FOR those fast-track 1980s people who need more out of life, there's How to Watch Baseball by Steve Fiffer (Facts on File, New York, 204 pp., $16.95). A book dedicated to the proposition that you're somehow being cheated if you go to a game and don't steal a sign or know to the hundreth of a second how long it takes a pitcher to get the ball from the stretch position to the catcher's mitt.

There's nothing wrong with this, of course, just as there is nothing wrong with a parent's showing flashcards to a three-month-old child so that the child might get a faster start in life. It just all seems a might excessive and unnecessary.

What Fiffer has here is ably enough done. It is just that it's all very obvious to anyone who ever played Little League baseball or paid attention to the more astute analysts on television - men like Tony Kubek or Tim McCarver.

AH yes, Tim McCarver, the philosopher-sage of the New York Mets telecasts. It figured that a baseball man who actually read books would one day write one, though you would have also predicted that with all of McCarver's on-air erudition he would have come up with a more artful title than Oh, Baby, I Love It! (with Ray Robinson, Villard Books, New York, 245 pp., $16.95).

As he is in the broadcast booth, McCarver is fresh and unpredictable in his book. He quotes E.B. White, Vincent van Gogh, and John Updike, but he's equally facile with locker-room bawdiness. He's forthright and unsparing with his opinions. And a well-turned phrase is as dear to McCarver as a well-turned double play as he addresses everything from fear and pressure to his disgust at ballplayers' predilection for fast food.

There is lot of familiar ground covered here, but covered with a perspective and energy that make the book worthwhile.

NOT so, unfortunately for Kiner's Korner, the memoir of Tim McCarver's colleague in the Mets booth, Ralph Kiner (with Joe Gergen, Arbor House, New York, 239 pp., $16.95).

Kiner is entertaining enough - if a little overbearing - when he's talking about his own adventures as a player.
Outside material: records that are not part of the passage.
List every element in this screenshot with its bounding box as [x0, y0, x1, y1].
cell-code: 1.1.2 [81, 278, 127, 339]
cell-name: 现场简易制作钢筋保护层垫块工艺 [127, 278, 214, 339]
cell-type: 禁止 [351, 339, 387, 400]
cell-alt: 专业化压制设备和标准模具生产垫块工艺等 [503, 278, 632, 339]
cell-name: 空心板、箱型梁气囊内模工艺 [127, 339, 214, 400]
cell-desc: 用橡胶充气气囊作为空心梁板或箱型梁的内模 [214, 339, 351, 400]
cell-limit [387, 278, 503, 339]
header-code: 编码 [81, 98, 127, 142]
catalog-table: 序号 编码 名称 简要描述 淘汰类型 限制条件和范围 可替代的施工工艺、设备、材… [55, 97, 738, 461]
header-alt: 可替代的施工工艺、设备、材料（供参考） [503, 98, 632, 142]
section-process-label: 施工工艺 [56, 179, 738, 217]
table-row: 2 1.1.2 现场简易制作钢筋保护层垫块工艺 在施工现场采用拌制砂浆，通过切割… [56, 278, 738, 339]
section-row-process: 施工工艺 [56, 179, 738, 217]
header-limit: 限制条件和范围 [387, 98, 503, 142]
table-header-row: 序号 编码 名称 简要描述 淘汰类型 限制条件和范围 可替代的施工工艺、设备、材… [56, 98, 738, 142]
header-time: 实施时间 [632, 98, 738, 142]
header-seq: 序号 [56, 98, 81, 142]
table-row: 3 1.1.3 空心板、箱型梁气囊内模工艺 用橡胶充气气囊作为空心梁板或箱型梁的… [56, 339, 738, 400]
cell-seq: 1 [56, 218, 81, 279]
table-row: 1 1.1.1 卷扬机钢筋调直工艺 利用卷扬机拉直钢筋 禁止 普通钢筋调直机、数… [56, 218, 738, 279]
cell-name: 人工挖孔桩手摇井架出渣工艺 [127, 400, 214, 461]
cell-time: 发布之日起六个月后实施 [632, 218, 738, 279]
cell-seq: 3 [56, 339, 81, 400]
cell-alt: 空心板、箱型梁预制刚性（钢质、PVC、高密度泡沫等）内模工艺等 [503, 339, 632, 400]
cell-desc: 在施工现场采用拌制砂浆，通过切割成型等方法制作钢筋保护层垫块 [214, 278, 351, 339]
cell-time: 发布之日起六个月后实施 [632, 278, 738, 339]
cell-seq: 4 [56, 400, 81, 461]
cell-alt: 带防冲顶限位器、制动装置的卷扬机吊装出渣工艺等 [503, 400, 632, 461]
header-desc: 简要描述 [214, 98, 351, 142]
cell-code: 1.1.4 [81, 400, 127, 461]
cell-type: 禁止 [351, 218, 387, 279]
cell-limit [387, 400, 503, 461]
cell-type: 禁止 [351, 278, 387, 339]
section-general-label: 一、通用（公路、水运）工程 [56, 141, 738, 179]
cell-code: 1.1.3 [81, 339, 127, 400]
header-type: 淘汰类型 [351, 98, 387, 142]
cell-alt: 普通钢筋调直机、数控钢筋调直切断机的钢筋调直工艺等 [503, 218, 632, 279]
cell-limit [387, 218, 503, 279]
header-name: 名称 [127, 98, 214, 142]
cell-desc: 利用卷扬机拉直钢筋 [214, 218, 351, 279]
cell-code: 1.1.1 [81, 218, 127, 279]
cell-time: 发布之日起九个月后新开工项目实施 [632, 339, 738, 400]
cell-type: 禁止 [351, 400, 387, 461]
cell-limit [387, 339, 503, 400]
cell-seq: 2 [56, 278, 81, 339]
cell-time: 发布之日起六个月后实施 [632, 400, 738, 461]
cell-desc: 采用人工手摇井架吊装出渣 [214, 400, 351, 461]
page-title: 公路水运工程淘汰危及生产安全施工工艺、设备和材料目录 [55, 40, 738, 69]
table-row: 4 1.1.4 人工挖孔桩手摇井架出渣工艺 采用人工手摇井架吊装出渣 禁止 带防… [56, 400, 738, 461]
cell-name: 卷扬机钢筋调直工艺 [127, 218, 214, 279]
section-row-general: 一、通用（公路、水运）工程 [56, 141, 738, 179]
But that constitutes only about a quarter of the book. The balance is given over to a plodding, year-by-year history of the Mets. And, except for the very beginning, when the team's ineptitude was matched only by its appeal - and the surprising first World Series triumph in 1969 - there isn't a whole lot of interest in the Mets history.
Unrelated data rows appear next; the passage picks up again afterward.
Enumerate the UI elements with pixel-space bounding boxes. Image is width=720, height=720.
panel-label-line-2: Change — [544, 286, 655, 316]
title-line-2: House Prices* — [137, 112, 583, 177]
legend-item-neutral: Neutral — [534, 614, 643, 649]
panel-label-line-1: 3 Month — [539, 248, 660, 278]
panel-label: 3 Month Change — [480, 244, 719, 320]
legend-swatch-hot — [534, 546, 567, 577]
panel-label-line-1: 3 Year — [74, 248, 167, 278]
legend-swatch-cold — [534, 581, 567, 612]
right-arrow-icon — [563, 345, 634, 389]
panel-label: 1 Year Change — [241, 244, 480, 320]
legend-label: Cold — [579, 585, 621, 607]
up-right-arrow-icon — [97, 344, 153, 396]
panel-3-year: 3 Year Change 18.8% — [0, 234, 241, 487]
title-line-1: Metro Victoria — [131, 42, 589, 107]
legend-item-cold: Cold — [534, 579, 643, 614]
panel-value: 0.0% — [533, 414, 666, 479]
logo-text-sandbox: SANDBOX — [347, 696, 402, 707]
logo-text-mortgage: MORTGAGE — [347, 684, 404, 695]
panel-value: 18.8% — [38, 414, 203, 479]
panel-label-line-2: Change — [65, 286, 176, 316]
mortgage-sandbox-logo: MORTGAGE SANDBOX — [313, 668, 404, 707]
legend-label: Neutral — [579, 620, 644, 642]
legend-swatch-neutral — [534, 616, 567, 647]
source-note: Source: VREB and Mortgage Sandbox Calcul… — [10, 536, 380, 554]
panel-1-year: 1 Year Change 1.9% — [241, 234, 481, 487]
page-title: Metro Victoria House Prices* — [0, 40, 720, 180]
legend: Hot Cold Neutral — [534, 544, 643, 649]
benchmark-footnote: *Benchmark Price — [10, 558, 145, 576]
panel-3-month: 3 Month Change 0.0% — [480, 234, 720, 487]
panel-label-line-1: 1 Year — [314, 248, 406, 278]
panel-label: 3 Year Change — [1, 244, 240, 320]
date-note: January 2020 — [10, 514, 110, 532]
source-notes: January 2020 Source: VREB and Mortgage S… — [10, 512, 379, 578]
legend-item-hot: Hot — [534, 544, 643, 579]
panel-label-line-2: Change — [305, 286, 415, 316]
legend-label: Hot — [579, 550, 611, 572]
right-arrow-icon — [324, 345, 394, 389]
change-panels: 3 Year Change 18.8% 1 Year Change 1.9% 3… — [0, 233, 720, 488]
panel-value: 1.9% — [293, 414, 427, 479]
It's surely dull history delivered as it is here, heavy on the details of injuries and trades and bereft of all human involvement and perspective. This one is strictly for the Mets crazies. And Mets fans are going to be a busy lot, because in addition to this pair there are books by outfielder Len Dykstra and catcher Gary Carter, as well as last year's books by star pitcher Dwight Gooden, first baseman Keith Hernandez, and manager Davey Johnson.

To be a member of the Mets these days and not have a book in the bookstores must be rather like making a Little League team but being told that, alas, there aren't any uniforms left.

FINALLY, one of the delicious dalliances of this game is to haunt the record books and the legends and argue for years about whether Mays was better than DiMaggio, or whether Nolan Ryan's celebrated fastball might not look like a change-up were it matched against Walter Johnson's. Every fan has an all-time all-star team; no two lists are alike. In Players' Choice (Facts on File, New York, 226 pp., $16.95), Eugene and Roger McCaffrey give us the players' own lists.

The results are hardly surprising; the players are in as much disagreement as the fans. In fact, in the tabulated consensus they couldn't even choose between Mays and DiMaggio - both men made the all-time outfield together with Ted Williams and Babe Ruth.

This is a fun book to have around. It doesn't stop at the best nine ballplayers. It solicits opinions on the best umpire, ballpark, spitball, and myriad other ancillary, yet somehow essential, questions.

There is, unfortunately, no question that asks the players for their favorite baseball book. But there may be something of a hint as to the players' feelings on baseball writings in their answer to ``what baseball writer understood the game best?'' NONE OF THEM finished a strong third, right behind Red Smith and Dick Young.